The ACCORD-2 collaboration is examining the effectiveness of repurposed medicines, potential new drugs, and as yet unlicensed therapies in treating COVID-19 patients.
Drug compounds that demonstrate effectiveness and safety in the early clinical trials stage will then be moved rapidly onto large-scale research platforms such as the Randomised Evaluation of COVID Therapy (RECOVERY) trial.
The study is funded by the UK's Department of Health and Social Care (DHSC) and UK Research and Innovation (UKRI).
Norway's BerGenBio will provide the first treatment for the study, bemcentinib, a drug that had been initially envisaged as a potential treatment for acute myeloid leukaemia.
The study, with drug material and trial resources provided by BerGenBio, is about to begin testing in 120 patients – 60 hospitalised with COVID-19 and 60 controls receiving standard treatment across six NHS hospitals.
BerGenBio anticipates that top line data will readout within a few months.
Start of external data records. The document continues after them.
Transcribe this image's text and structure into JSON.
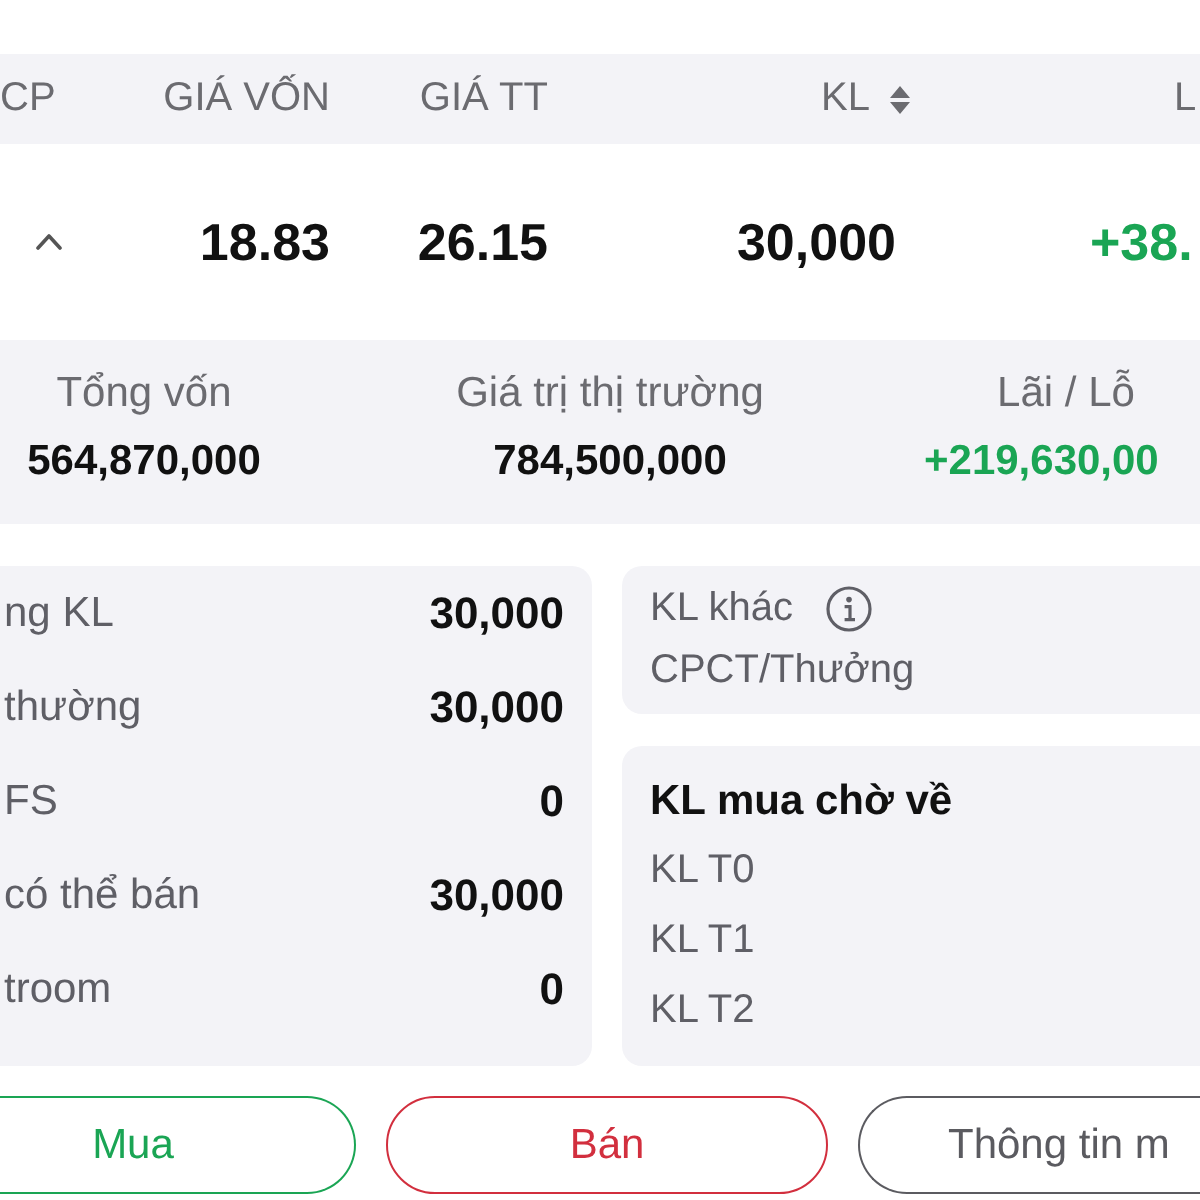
{
  "table": {
    "columns": [
      {
        "label": "CP",
        "sortable": false
      },
      {
        "label": "GIÁ VỐN",
        "sortable": false
      },
      {
        "label": "GIÁ TT",
        "sortable": false
      },
      {
        "label": "KL",
        "sortable": true
      },
      {
        "label": "L",
        "sortable": false
      }
    ],
    "rows": [
      {
        "cells": [
          {
            "kind": "toggle",
            "expanded": true
          },
          {
            "kind": "number",
            "text": "18.83"
          },
          {
            "kind": "number",
            "text": "26.15"
          },
          {
            "kind": "number",
            "text": "30,000"
          },
          {
            "kind": "gain",
            "text": "+38."
          }
        ]
      }
    ]
  },
  "summary": [
    {
      "label": "Tổng vốn",
      "value": "564,870,000",
      "kind": "number"
    },
    {
      "label": "Giá trị thị trường",
      "value": "784,500,000",
      "kind": "number"
    },
    {
      "label": "Lãi / Lỗ",
      "value": "+219,630,00",
      "kind": "gain"
    }
  ],
  "holdings": [
    {
      "label": "ng KL",
      "value": "30,000"
    },
    {
      "label": "thường",
      "value": "30,000"
    },
    {
      "label": "FS",
      "value": "0"
    },
    {
      "label": "có thể bán",
      "value": "30,000"
    },
    {
      "label": "troom",
      "value": "0"
    }
  ],
  "other_volume": {
    "title": "KL khác",
    "items": [
      "CPCT/Thưởng"
    ]
  },
  "pending_buy": {
    "title": "KL mua chờ về",
    "items": [
      "KL T0",
      "KL T1",
      "KL T2"
    ]
  },
  "buttons": [
    {
      "label": "Mua",
      "kind": "buy"
    },
    {
      "label": "Bán",
      "kind": "sell"
    },
    {
      "label": "Thông tin m",
      "kind": "info"
    }
  ]
}
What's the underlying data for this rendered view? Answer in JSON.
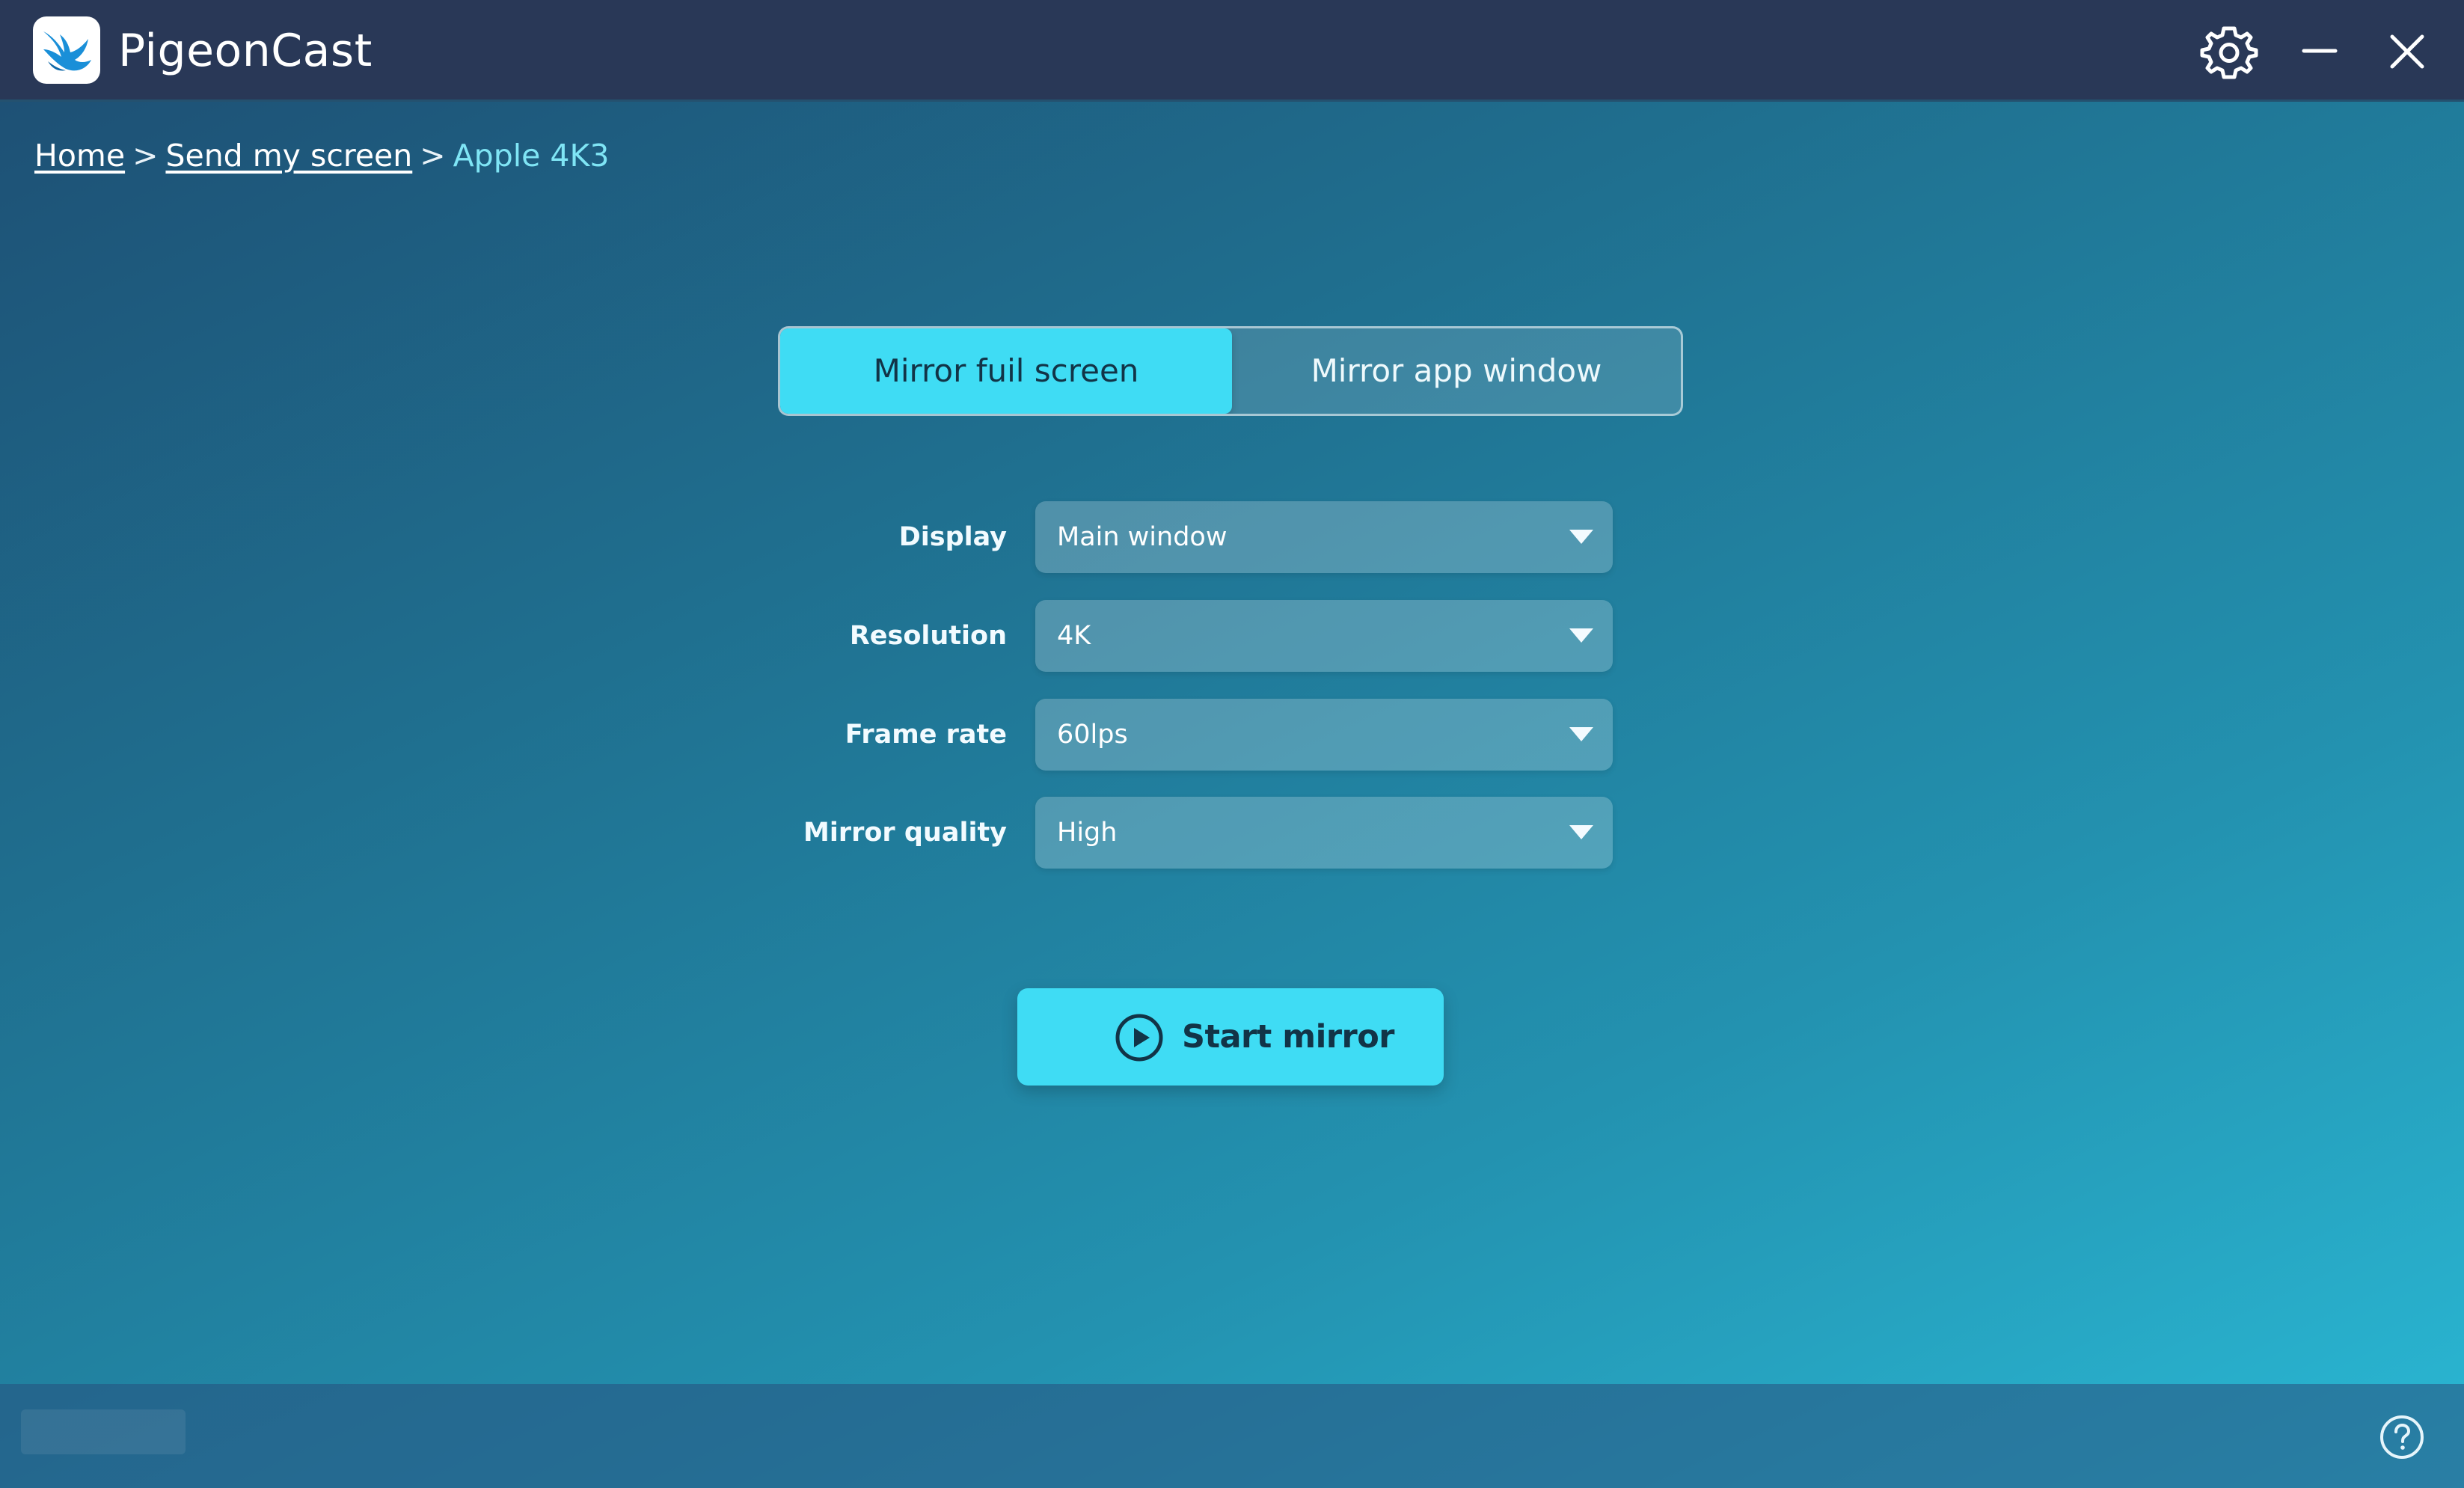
{
  "app": {
    "name": "PigeonCast",
    "logo_icon": "pigeon-logo-icon"
  },
  "titlebar": {
    "settings_icon": "gear-icon",
    "minimize_icon": "minimize-icon",
    "close_icon": "close-icon"
  },
  "breadcrumb": {
    "items": [
      {
        "label": "Home",
        "link": true
      },
      {
        "label": "Send my screen",
        "link": true
      },
      {
        "label": "Apple 4K3",
        "link": false
      }
    ],
    "separator": ">"
  },
  "mode_tabs": {
    "items": [
      {
        "label": "Mirror fuil screen",
        "selected": true
      },
      {
        "label": "Mirror app window",
        "selected": false
      }
    ]
  },
  "settings": {
    "display": {
      "label": "Display",
      "value": "Main window"
    },
    "resolution": {
      "label": "Resolution",
      "value": "4K"
    },
    "frame_rate": {
      "label": "Frame rate",
      "value": "60lps"
    },
    "mirror_quality": {
      "label": "Mirror quality",
      "value": "High"
    }
  },
  "start_button": {
    "label": "Start mirror",
    "icon": "play-circle-icon"
  },
  "footer": {
    "help_icon": "help-circle-icon"
  },
  "colors": {
    "titlebar": "#293857",
    "accent": "#3fdcf4",
    "breadcrumb_current": "#7fe5f5",
    "accent_text": "#123447"
  }
}
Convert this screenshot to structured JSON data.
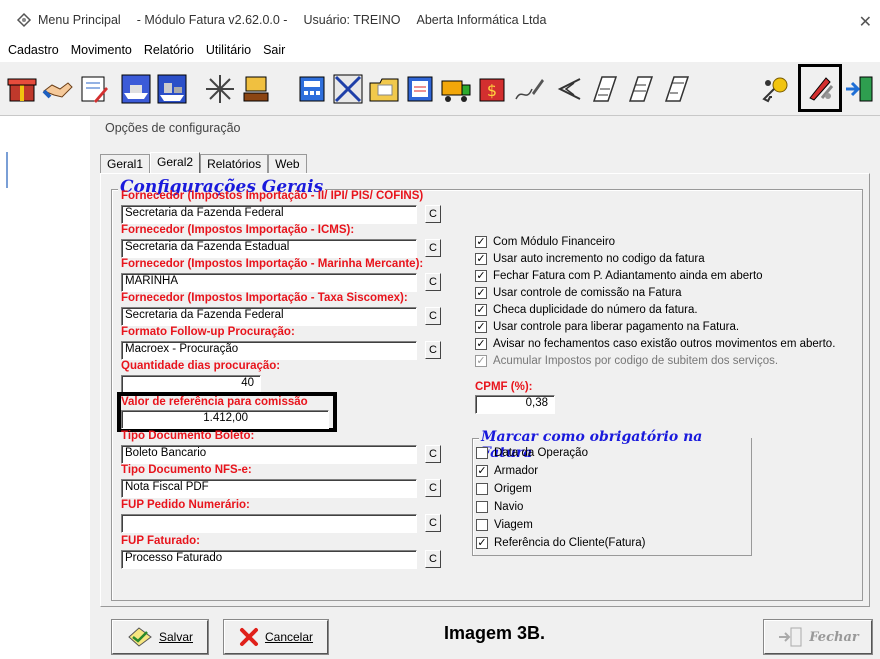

Data will be open source and freely available to enable global knowledge sharing and collaboration.
If positive results are seen, bemcentinib will move into the large-scale phase 3 trials currently in progress across the UK such as RECOVERY.
Contract research giant IQVIA will provide a single research platform across the UK to help conduct trials in the ACCORD-2 initiative.
ACCORD-2 (Accelerating COVID-19 Research and Development) brings together the National Institute for Health Research (NIHR) and ten of its Biomedical Research Centres led by Southampton, UK Research and Innovation (UKRI), and industry partners.
The ACCORD-2 initiative has received rapid regulatory approval and will immediately commence enrolment of COVID-19 patients into the trials, enabling urgent access to potential treatments.
The collaboration allows for an accelerated approval process based on safety and efficacy protocols laid down by the NIHR.
The expedited approval process will ensure that patients in significant need will receive potentially ground-breaking treatment in the coming days and weeks, as trial compounds are delivered to the National Health Service (NHS).
Bemcentinib is a once-a-day, oral, highly selective and potent inhibitor of AXL kinase, which had previously shown promise in cancer.
But bemcentinib has previously been reported to exhibit potent anti-viral activity in preclinical models against several enveloped viruses, including Ebola and Zika virus. Recent data have expanded this to SARS-CoV-2.